I had been reading about Comet Neowise for over a month, but in early July, it was only visible in the early morning around 4 AM, until a few days ago, when it started becoming visible at night around 8 to 9 PM. I first started looking for Comet Neowise about four nights ago, but I was unsuccessful at seeing it until July 18th. I think Josh may have thought I was a little bit obsessed with this comet because I was disappearing every night trying to find it. I used binoculars and I used a telescope, but I was only seeing a fuzzy blur in the binoculars and then could not find it at all with the telescope. Some cloudy nights also did not help.
Finally, I decided I probably wasn’t going to find it with either of those instruments and I used my camera to try and “find” the comet instead. And around 8:15, I finally saw it in a very blurry picture. I’ve circled Comet Neowise in yellow, but it probably is still very difficult to see. At this point, I still could not see the comet with my own eyes.
I had a precarious setup out on the back deck to take pictures. I don’t have a decent tripod (this definitely needs to be remedied) so I was using a short tripod that came with my Nikon D3500 that kind of worked but not very well. The tripod was sitting on a hardcover book, which was sitting on the shelf of a steel potting rack that was on the back deck when we moved in.

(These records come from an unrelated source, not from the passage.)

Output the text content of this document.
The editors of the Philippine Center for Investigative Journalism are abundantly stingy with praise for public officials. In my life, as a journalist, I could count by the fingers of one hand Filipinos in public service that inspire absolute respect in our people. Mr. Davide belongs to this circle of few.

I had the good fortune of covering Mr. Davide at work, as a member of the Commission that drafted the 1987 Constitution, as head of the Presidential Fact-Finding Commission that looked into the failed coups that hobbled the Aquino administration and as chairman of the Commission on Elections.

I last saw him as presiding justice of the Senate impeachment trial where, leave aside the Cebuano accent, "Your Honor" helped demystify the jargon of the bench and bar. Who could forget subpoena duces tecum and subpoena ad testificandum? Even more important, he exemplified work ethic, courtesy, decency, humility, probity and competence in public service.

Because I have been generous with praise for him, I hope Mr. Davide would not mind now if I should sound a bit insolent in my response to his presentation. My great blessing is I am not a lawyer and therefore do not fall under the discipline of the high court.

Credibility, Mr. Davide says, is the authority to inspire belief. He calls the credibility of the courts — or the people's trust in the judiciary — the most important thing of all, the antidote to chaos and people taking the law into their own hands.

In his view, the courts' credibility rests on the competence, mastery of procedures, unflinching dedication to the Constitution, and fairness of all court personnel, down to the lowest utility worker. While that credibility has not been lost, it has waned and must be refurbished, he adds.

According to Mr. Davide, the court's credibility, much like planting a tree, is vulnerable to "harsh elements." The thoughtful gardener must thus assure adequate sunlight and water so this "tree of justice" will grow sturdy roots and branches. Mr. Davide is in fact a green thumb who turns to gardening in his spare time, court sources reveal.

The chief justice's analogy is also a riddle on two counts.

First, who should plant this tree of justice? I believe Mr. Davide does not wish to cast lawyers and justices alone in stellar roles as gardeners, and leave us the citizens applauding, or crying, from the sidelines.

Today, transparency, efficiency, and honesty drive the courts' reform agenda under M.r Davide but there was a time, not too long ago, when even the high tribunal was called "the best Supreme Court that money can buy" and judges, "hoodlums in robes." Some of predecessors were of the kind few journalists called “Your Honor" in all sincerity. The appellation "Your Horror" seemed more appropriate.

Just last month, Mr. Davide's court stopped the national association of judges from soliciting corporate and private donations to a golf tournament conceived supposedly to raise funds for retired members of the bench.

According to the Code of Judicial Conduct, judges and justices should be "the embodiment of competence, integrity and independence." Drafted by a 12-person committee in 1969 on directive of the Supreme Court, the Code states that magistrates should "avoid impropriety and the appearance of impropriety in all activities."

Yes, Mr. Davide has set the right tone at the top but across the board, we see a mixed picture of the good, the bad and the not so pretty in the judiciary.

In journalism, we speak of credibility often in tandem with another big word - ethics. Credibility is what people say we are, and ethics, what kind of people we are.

I also don’t have a remote trigger. I found out later that there isn’t an easy way to even connect one to the D3500, so if I want to use a remote trigger, I have to use my old D3300. To be fair, there is a way to remote trigger the D3500 using the Snapbridge app but I didn’t have time to mess with that. I ended up with slightly blurry, mostly blurry, and some none at all pictures of Comet Neowise because of camera movement from pressing the shutter-release button, but I was so happy just to have captured it (and prove to Josh that I’m not totally nuts, only slightly nuts) that I didn’t care.
I lost the comet in cloud cover before 9 PM though and wasn’t able to get the picture I really wanted: the comet and its entire tail in the frame. Before I lost the comet in the clouds, I think I did manage to see it with my own eyes. And it is just as described in the articles I’ve read, a fuzzy-looking ball.
I was planning to take more pictures last night – June 19th – but there was so much cloud cover, I knew that the comet would be impossible to see. I will try again tonight if the clouds cooperate!
Some things I learned:
- Learn how to use your camera BEFORE you try to take pictures of comets. I did learn how to change my aperture (f-stop) and my shutter speed on my D3500 before finding the comet June 18th but I could not figure out how to change the ISO. That I learned on June 19th.
- Learn how to use manual mode.
- Learn how to use manual focus. My autofocus was driving me nuts.
- I ended up using the shutter speed priority mode on my camera just to take pictures since I couldn’t figure out how to force the ISO to a certain setting.
- A tripod is not optional. I used to have one but it disappeared during one of our in-town moves in the San Diego area.
My camera settings: Shutter speed was 4 to 10 seconds depending on the lighting; the ambient light changed every few minutes, F-stop was at the lowest it could go at 4.5, and I was using a 70-300mm zoom lens with no vibration reduction. Since my ISO was set to auto, it varied. I wanted it to be at 800.
I also used an online star map called Stellarium to help me find Comet Neowise. There is an app but I used the website since I only needed a guide. I would suggest viewing the Stellarium website on a computer and not a phone.
I definitely have a lot to learn about astrophotography, but I think I might be hooked! Maybe soon, it will be one of the regular subjects on The Geek Homestead. If you decide to look for Comet Neowise yourself before it leaves us for 6,800 years, it should be visible in the the Northern Hemisphere until at least July 23rd, the night of its closest approach to Earth. Good luck!